Numerous processes are known for the preparation of toners such as, for example, conventional processes wherein a polymer is melt kneaded or extruded with a pigment, micronized, and pulverized to provide toner particles. In addition, various emulsion technologies, including phase inversion emulsification (PIE) and emulsion/aggregation (EA) methods, may be used with a polyester type polymer to provide toner particles. PIE methods involve converting a dispersed polymer in a hydrophobic organic solvent from a water-in-oil (W/O) emulsion to an oil-in-water emulsion (O/W), whereby the polymer is dispersed as latex particles. EA methods involve heating a polymer in water to form an emulsion of latex particles. With either technique, a colorant or a pigment may be added to the latex mixture, followed by the addition of an aggregating agent or complexing agent to form aggregated latex particles. The aggregated latex particles may be heated to allow coalescence/fusing, thereby achieving spherical aggregated, fused toner particles.
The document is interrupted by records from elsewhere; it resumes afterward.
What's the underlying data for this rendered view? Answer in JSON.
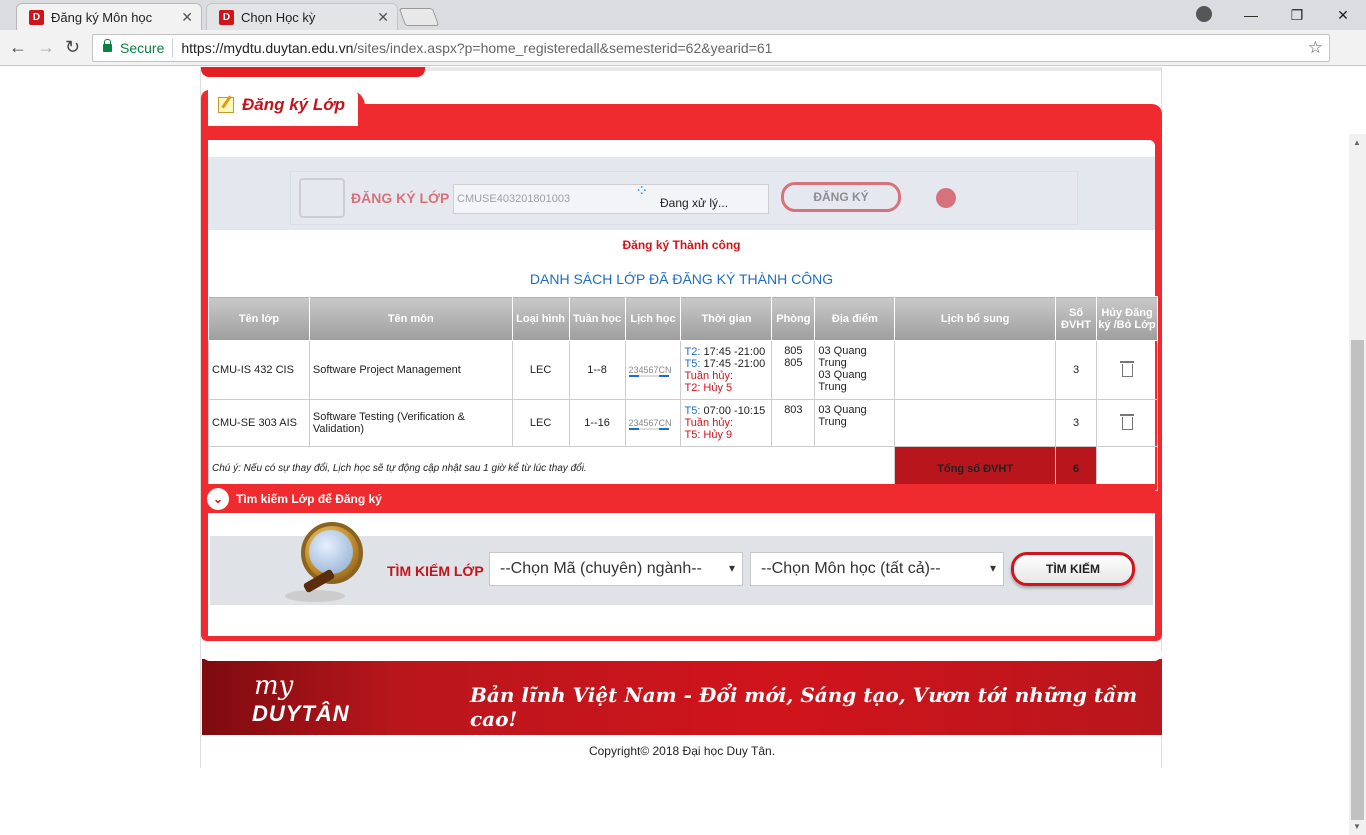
{
  "browser": {
    "tabs": [
      {
        "title": "Đăng ký Môn học",
        "active": true
      },
      {
        "title": "Chọn Học kỳ",
        "active": false
      }
    ],
    "secure_label": "Secure",
    "url_domain": "https://mydtu.duytan.edu.vn",
    "url_path": "/sites/index.aspx?p=home_registeredall&semesterid=62&yearid=61",
    "window_controls": {
      "minimize": "—",
      "restore": "❐",
      "close": "✕"
    }
  },
  "panel": {
    "title": "Đăng ký Lớp",
    "register": {
      "label": "ĐĂNG KÝ LỚP",
      "input_value": "CMUSE403201801003",
      "button": "ĐĂNG KÝ",
      "processing": "Đang xử lý..."
    },
    "success_message": "Đăng ký Thành công",
    "list_title": "DANH SÁCH LỚP ĐÃ ĐĂNG KÝ THÀNH CÔNG",
    "table": {
      "headers": [
        "Tên lớp",
        "Tên môn",
        "Loại hình",
        "Tuần học",
        "Lịch học",
        "Thời gian",
        "Phòng",
        "Địa điểm",
        "Lịch bổ sung",
        "Số ĐVHT",
        "Hủy Đăng ký /Bỏ Lớp"
      ],
      "rows": [
        {
          "class": "CMU-IS 432 CIS",
          "subject": "Software Project Management",
          "type": "LEC",
          "weeks": "1--8",
          "schedule": "234567CN",
          "time_lines": [
            {
              "day": "T2:",
              "time": " 17:45 -21:00"
            },
            {
              "day": "T5:",
              "time": " 17:45 -21:00"
            }
          ],
          "cancel_label": "Tuần hủy:",
          "cancel_value": "T2: Hủy 5",
          "room": "805\n805",
          "location": "03 Quang Trung\n03 Quang Trung",
          "extra": "",
          "credits": "3"
        },
        {
          "class": "CMU-SE 303 AIS",
          "subject": "Software Testing (Verification & Validation)",
          "type": "LEC",
          "weeks": "1--16",
          "schedule": "234567CN",
          "time_lines": [
            {
              "day": "T5:",
              "time": " 07:00 -10:15"
            }
          ],
          "cancel_label": "Tuần hủy:",
          "cancel_value": "T5: Hủy 9",
          "room": "803",
          "location": "03 Quang Trung",
          "extra": "",
          "credits": "3"
        }
      ],
      "note": "Chú ý: Nếu có sự thay đổi, Lịch học sẽ tự động cập nhật sau 1 giờ kể từ lúc thay đổi.",
      "total_label": "Tổng số ĐVHT",
      "total_value": "6"
    },
    "search": {
      "header": "Tìm kiếm Lớp để Đăng ký",
      "label": "TÌM KIẾM LỚP",
      "major_select": "--Chọn Mã (chuyên) ngành--",
      "subject_select": "--Chọn Môn học (tất cả)--",
      "button": "TÌM KIẾM"
    }
  },
  "footer": {
    "logo_my": "my",
    "logo_name": "DUYTÂN",
    "slogan": "Bản lĩnh Việt Nam - Đổi mới, Sáng tạo, Vươn tới những tầm cao!",
    "copyright": "Copyright© 2018 Đại học Duy Tân."
  },
  "colors": {
    "brand_red": "#ef2b2f",
    "link_blue": "#1e6fc4",
    "secure_green": "#0b8043"
  }
}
The vast majority of polymeric materials used in toners are based on fossil fuels, leading ultimately to an increase in greenhouse gases and accumulation of non-degradable materials in the environment. Recently, the U.S. Department of Agriculture (USDA) has proposed that all toners/inks have a bio-based content of at least 20%. Renewable or biodegradable reagents and materials, such as those that are plant-based/animal-based or that are readily biodegradable, are being investigated as replacements for current toner reagents that may be produced in a simplified manner at a low cost.
There remains a need for improved bio-based toner compositions suitable for high speed printing, particularly high speed monochrome printing that provide excellent flow, charging, lower toner usage, and reduced drum contamination.